Конечно, далеко не все византийские документы, которыми мы располагаем, обладают равной ценностью. Некоторые из приводимых в них аргументов или вообще не относятся к существу вопроса или слишком натянуты; другие же рассматривают богословскую проблему примата лишь косвенно и потому неадекватно. Прежде всего это касается спора 1112 года между архиепископом Милана Петром Гроссоланским и несколькими византийскими богословами, среди которых были Евстратий Никейский, ритор из мирян Никита Сеид и Иоанн Фурн, протос [настоятель монастыря] горы Ганос[320]. Несмотря на многочисленность участников обсуждения, вопрос о папском примате поднимался Никитой лишь мельком, основное же внимание было сконцентрировано на Filioque и на опресноках (αζυμβς)[321]. Куда более плодотворными в этом смысле были состоявшиеся в 1136 году публичные прения между послом германского императора Лотаря III в Константинополе епископом Ансельмом Гавельбергским и Никитой Никомидийским. Самостоятельной греческой версии этого диспута, видимо, никогда не существовало, однако сохранилось появившееся вскоре после 1149 года его детальное описание, составленное самим Ансельмом по поручению папы Евгения III[322]. Хотя большая часть этого латинского текста посвящена изложению позиции Ансельма, аргументы обоих участников представлены беспристрастно, объективно и без искажений, в них отчетливо чувствуется разность подходов сторон. Вдумчивая защита православных позиций Никитой является одним из самых ярких образчиков византийского церковного красноречия. Не менее поразительной представляется и достойная всяческих похвал взаимная учтивость обоих епископов, пусть каждый из них и отстаивал собственные позиции. Очевидно, что двери для диалога между обеими сторонами были открыты настежь[323]. Вообще говоря, значимость их открытого богословского диалога состояла в том, что разделявшая церкви экклезиологическая дихотомия впервые была раскрыта полностью. Состоялось две встречи, но только на второй, проходившей в соборе Святой Софии, речь шла о папском первенстве, тогда как первая посвящена была Filioque[324]. Вопрос о первенстве был затронут при обсуждении опресноков, едва ли не в качестве отступления от главной темы, вызванного заявлением Ансельма о том, что в силу своего исключительного положения папство вправе судить и о византийской евхаристической практике.

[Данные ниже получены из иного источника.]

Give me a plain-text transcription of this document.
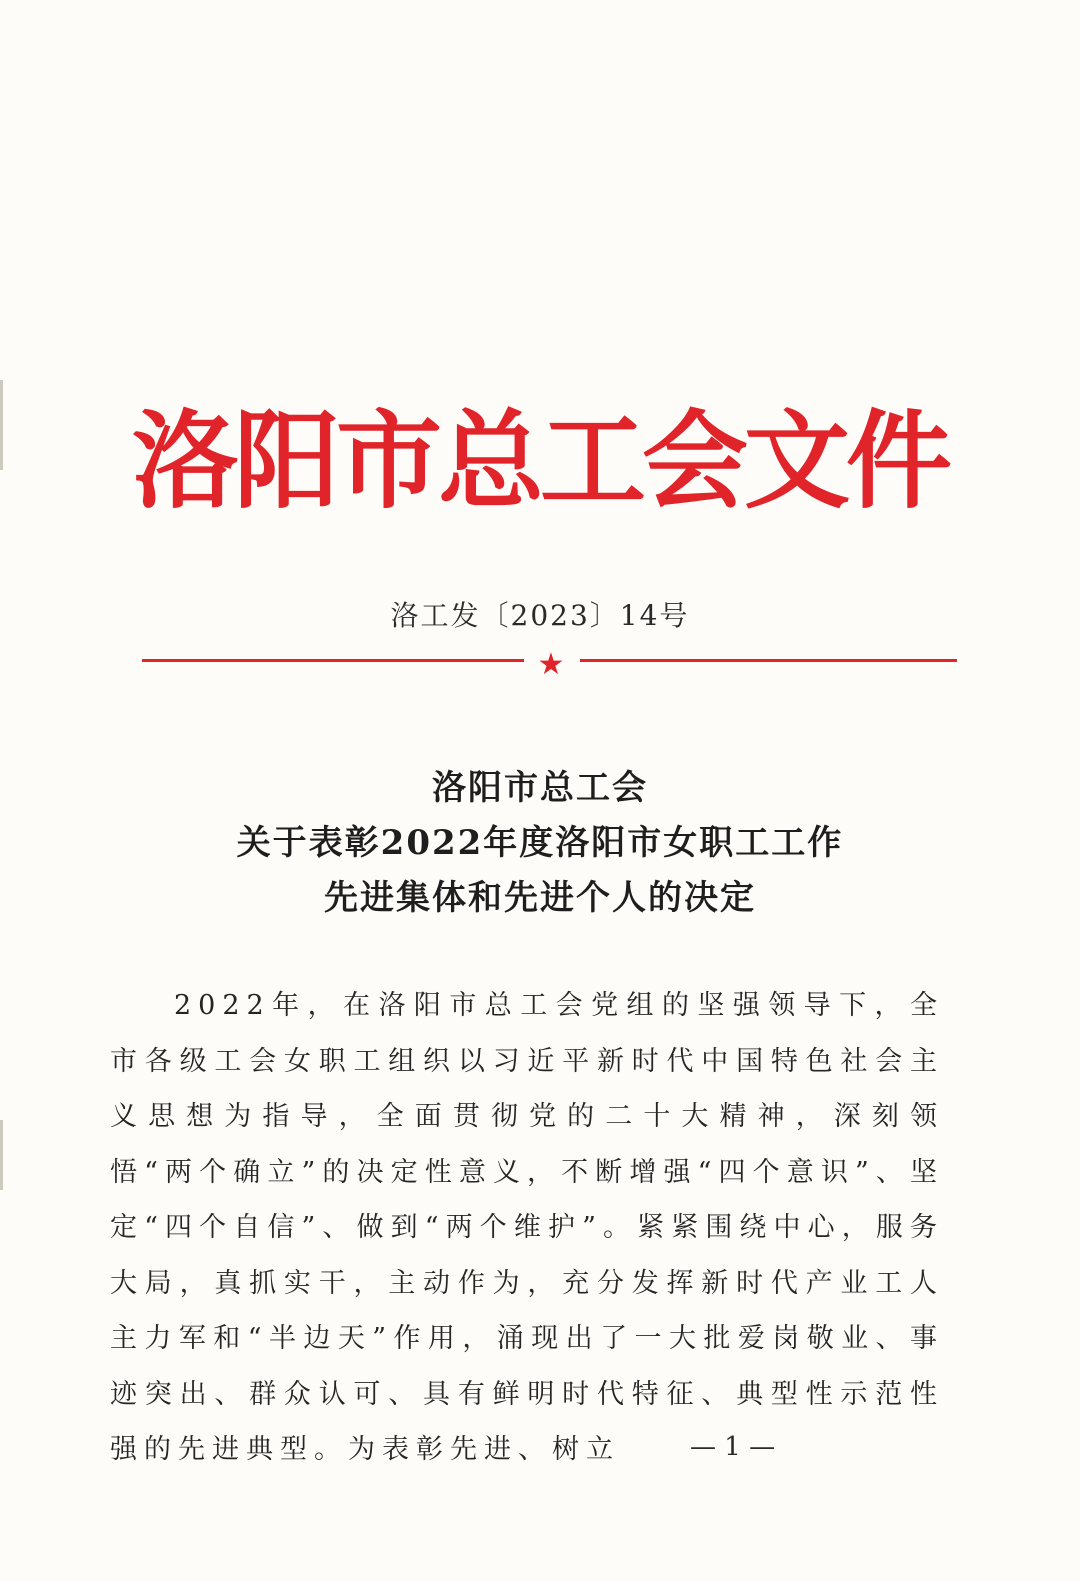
洛阳市总工会文件
洛工发〔2023〕14号
★
洛阳市总工会
关于表彰2022年度洛阳市女职工工作
先进集体和先进个人的决定
2022年，在洛阳市总工会党组的坚强领导下，全市各级工会女职工组织以习近平新时代中国特色社会主义思想为指导，全面贯彻党的二十大精神，深刻领悟“两个确立”的决定性意义，不断增强“四个意识”、坚定“四个自信”、做到“两个维护”。紧紧围绕中心，服务大局，真抓实干，主动作为，充分发挥新时代产业工人主力军和“半边天”作用，涌现出了一大批爱岗敬业、事迹突出、群众认可、具有鲜明时代特征、典型性示范性强的先进典型。为表彰先进、树立	— 1 —
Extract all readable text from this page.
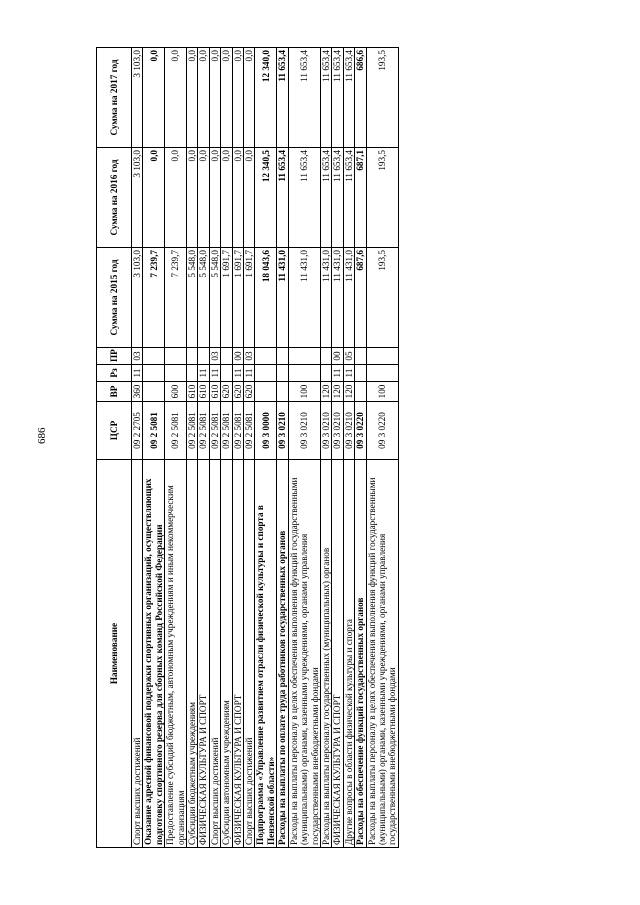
686
Наименование	ЦСР	ВР	Рз	ПР	Сумма на 2015 год	Сумма на 2016 год	Сумма на 2017 год
Спорт высших достижений	09 2 2705	360	11	03	3 103,0	3 103,0	3 103,0
Оказание адресной финансовой поддержки спортивных организаций, осуществляющих подготовку спортивного резерва для сборных команд Российской Федерации	09 2 5081				7 239,7	0,0	0,0
Предоставление субсидий бюджетным, автономным учреждениям и иным некоммерческим организациям	09 2 5081	600			7 239,7	0,0	0,0
Субсидии бюджетным учреждениям	09 2 5081	610			5 548,0	0,0	0,0
ФИЗИЧЕСКАЯ КУЛЬТУРА И СПОРТ	09 2 5081	610	11		5 548,0	0,0	0,0
Спорт высших достижений	09 2 5081	610	11	03	5 548,0	0,0	0,0
Субсидии автономным учреждениям	09 2 5081	620			1 691,7	0,0	0,0
ФИЗИЧЕСКАЯ КУЛЬТУРА И СПОРТ	09 2 5081	620	11	00	1 691,7	0,0	0,0
Спорт высших достижений	09 2 5081	620	11	03	1 691,7	0,0	0,0
Подпрограмма «Управление развитием отрасли физической культуры и спорта в Пензенской области»	09 3 0000				18 043,6	12 340,5	12 340,0
Расходы на выплаты по оплате труда работников государственных органов	09 3 0210				11 431,0	11 653,4	11 653,4
Расходы на выплаты персоналу в целях обеспечения выполнения функций государственными (муниципальными) органами, казенными учреждениями, органами управления государственными внебюджетными фондами	09 3 0210	100			11 431,0	11 653,4	11 653,4
Расходы на выплаты персоналу государственных (муниципальных) органов	09 3 0210	120			11 431,0	11 653,4	11 653,4
ФИЗИЧЕСКАЯ КУЛЬТУРА И СПОРТ	09 3 0210	120	11	00	11 431,0	11 653,4	11 653,4
Другие вопросы в области физической культуры и спорта	09 3 0210	120	11	05	11 431,0	11 653,4	11 653,4
Расходы на обеспечение функций государственных органов	09 3 0220				687,6	687,1	686,6
Расходы на выплаты персоналу в целях обеспечения выполнения функций государственными (муниципальными) органами, казенными учреждениями, органами управления государственными внебюджетными фондами	09 3 0220	100			193,5	193,5	193,5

Вообще говоря, позиция Ансельма основывалась на григорианской идеологии и практике. Ансельма, настаивавшего на принятии Востоком римского литургического чина, действительно можно назвать более ревностным католиком, чем сам папа[325]. Как и следовало ожидать, он оправдывал римский монархизм новозаветным обетованием Господа Петру. К этому времени стихи Мф. 16:18–19, несомненно, стали основополагающими для богословской и канонической литературы римского папизма. В любом случае, Ансельм ссылался на них как на уникальный и решающий аргумент, на котором и строилось учение о божественном происхолсдении первосвятительства; по его мнению, оно основывалось не на церковном праве или решениях соборов, но на восходящем к Петру преемстве. Таким образом, спастись можно только на «лодке Петра», в той единственной церкви, которой божественным повелением и было доверено сохранение веры. Об этом и призваны свидетельствовать неоспоримые канонические документы Рима. В противоположность этому Восток не раз становился источником разного рода богословских искажений и даже ересей, против которых приходилось бороться стремившейся к сохранению единства церкви. Исходя из такого толкования роли римского престола, германский посланник утверждал, что византийская концепция поместных первосвятителей, основанная на соборных решениях, противоречит божественному установлению. Ансельм признавал правомочность всего трех главных кафедр — Римской, Антиохийской и Александрийской, основанных «князем апостолов» и его учеником Марком. Это положение было подтверждено и на Никейском соборе 325 года, который также признал Рим первенствующим престолом — матерью всех Церквей. Соответственно, в силу богоданности римской гегемонии, она является и окончательной. Непослушание ей недопустимо и даже немыслимо[326]. Тем самым приверженность Ансельма григорианским идеям несомненна.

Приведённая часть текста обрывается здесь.